We’re all so different and respond differently in the last critical stages of contest preparation.
Several errors are quite common among many contestants in the last weeks and days: We get nervous, stressed and doubtful and overly critical, all conditions causing mental and physical inhibition, and result in overtraining and under-nourishing. Cortisol and catabolism have a field day. Avoid these killers.

In the day, I continued to train hard and sensibly and intuitively till two weeks out, dropping bodyweight to my desired weight range by adjusting quantity of food intake (My preferred balance: 50,25,25 — protein, hi-value carbs and fats), removing most milk products.

At this point my training regimen became enthusiastic stimulation with the notion of nurturing my muscle and body with enjoyable and uplifting workouts.

Posing would become, not excessive, but more deliberate.

Visualizing positively — confident imagining — is a valuable practice.

Keep your eyes open for controllable flaws, be grateful for your wonderful development and health, appreciate your strengths.

Rest a lot, but don’t be inactive.

Here’s one for you: aerobics didn’t exist outside supersetting or the tough gym workouts during the golden era. No treadmill, no loop-t-do master, no bike. Don’t over aerobicize, kids.

Don’t starve yourself. Don’t overtrain. Relax and think positively.

Go… Godspeed… Dave


Diet for ectomorph

I see all the references to low carb dieting, but will they work in an ectomorph like me?

The diets I suggest are high-protein, low-carb, medium-fat musclebuilding diets for hard trainers. Adjust the ratio of good carbs and healthy fats up if you want. This will possibly work better for your metabolic needs.

EFAs and no junk carbs, mix protein sources. Don’t go crazy.

Getting overly particular in counting calories and grams of sugars, proteins and fats can lead a good lifter to the madhouse. Searching for the perfect menu from the gillion sources of experts will interrupt your sound training attitude.

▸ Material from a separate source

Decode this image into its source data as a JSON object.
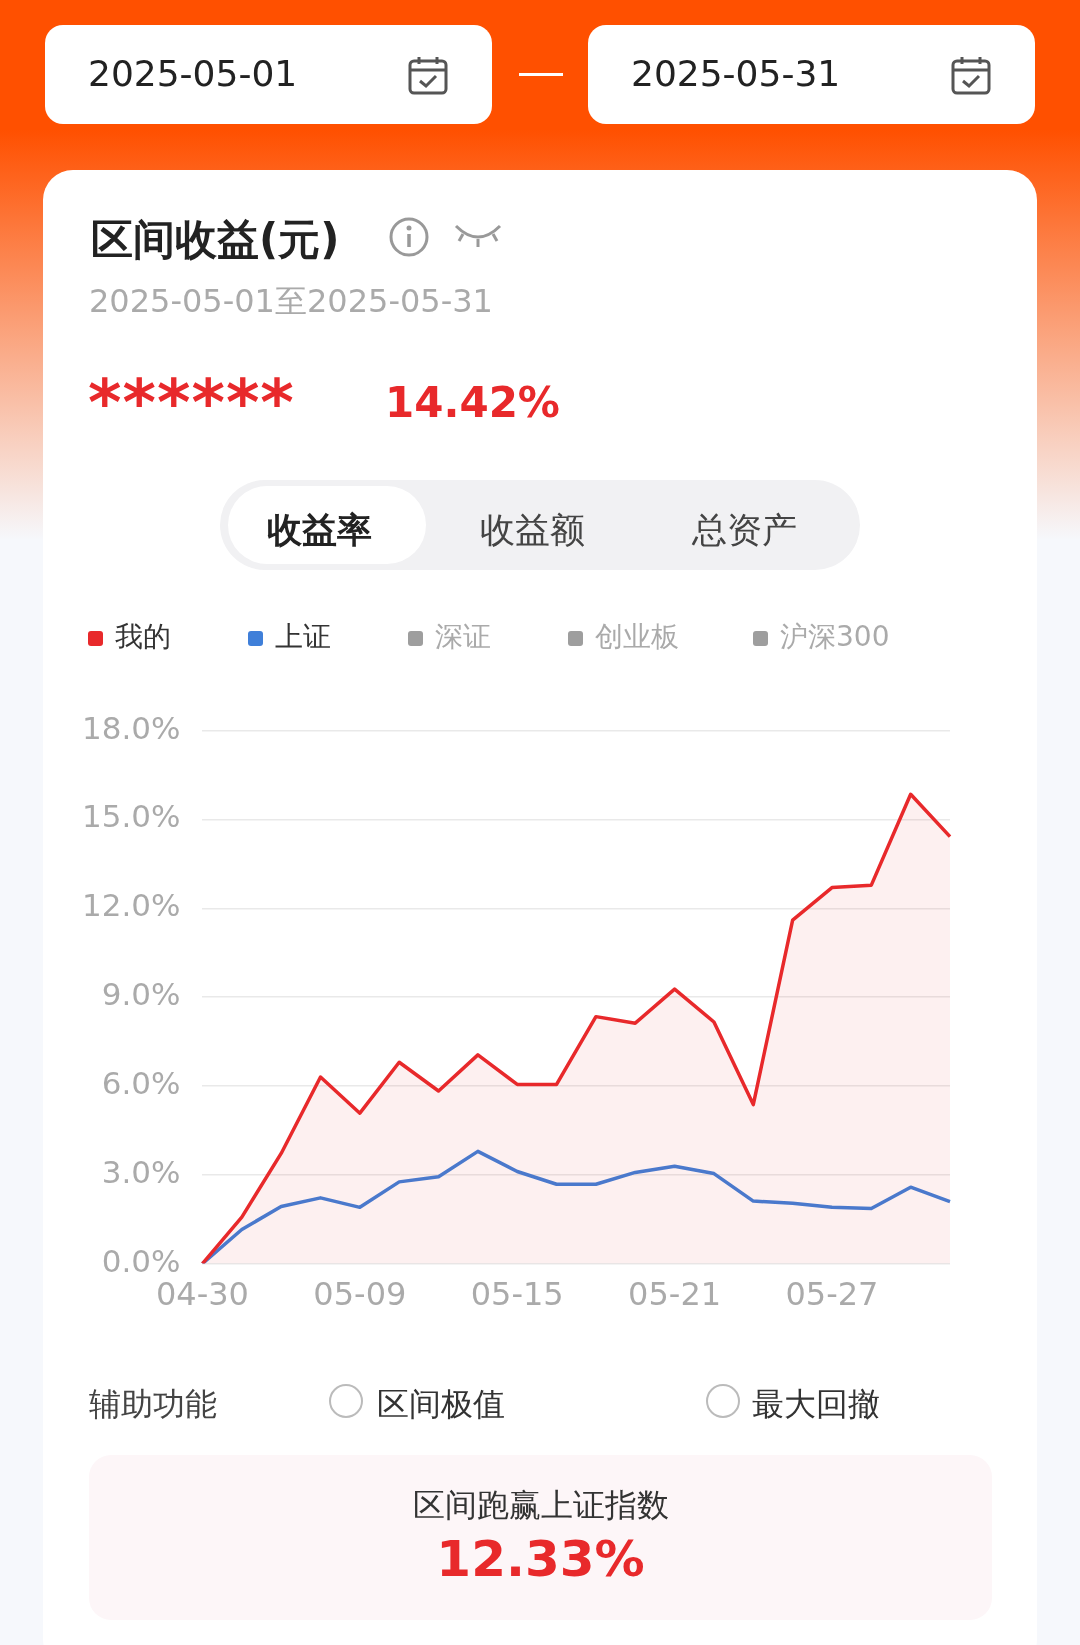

Estimate; practice right eating and train hard regularly and trust yourself — be of good cheer, be confident, be tough…

Go… Godspeed… Dave


Cable exercises for weight loss

I’m about 275 lbs and want to chop 50 off of that by tackling the mid section while strengthening the core muscles while not bothering a recovering herniated L4. Do you have any cable exercises that you can recommend that I can start with?

Glad to hear the recovery progress is going well. I hope to have my back surgery in the next few months, same area involving three discs that need to be relieved of nerve blockage.

I don’t have the weight problem, but assure you you’ll be able to attend to that by increasing your activity (cycle and whatever exercises are possible regularly — daily) to help raise the metabolism and by right eating. You need discipline in eating and the right combination of foods (nutrients) to suit you — we’re all different. I like high protein, medium good fat and medium healthy carbs.

I go to a gym; after surgery I’ll roam the gym floor and select by sampling the various machine exercises that do not adversely load the lower back. There are a bunch: dip machine, pulldowns with a variety of grips, seated back row, certain Hammer Strength back or chest machine, pushdowns. Any of these, if approached carefully (body positioning, improvised body support, light weight, modified range of motion, extreme focus), will serve to build and rebuild the body’s muscular system and structure. They make me happy and keep me strong and sane.

Slowly, surely, playfully and without pressure or doubt or anxiety you will sort out the worthy task before you.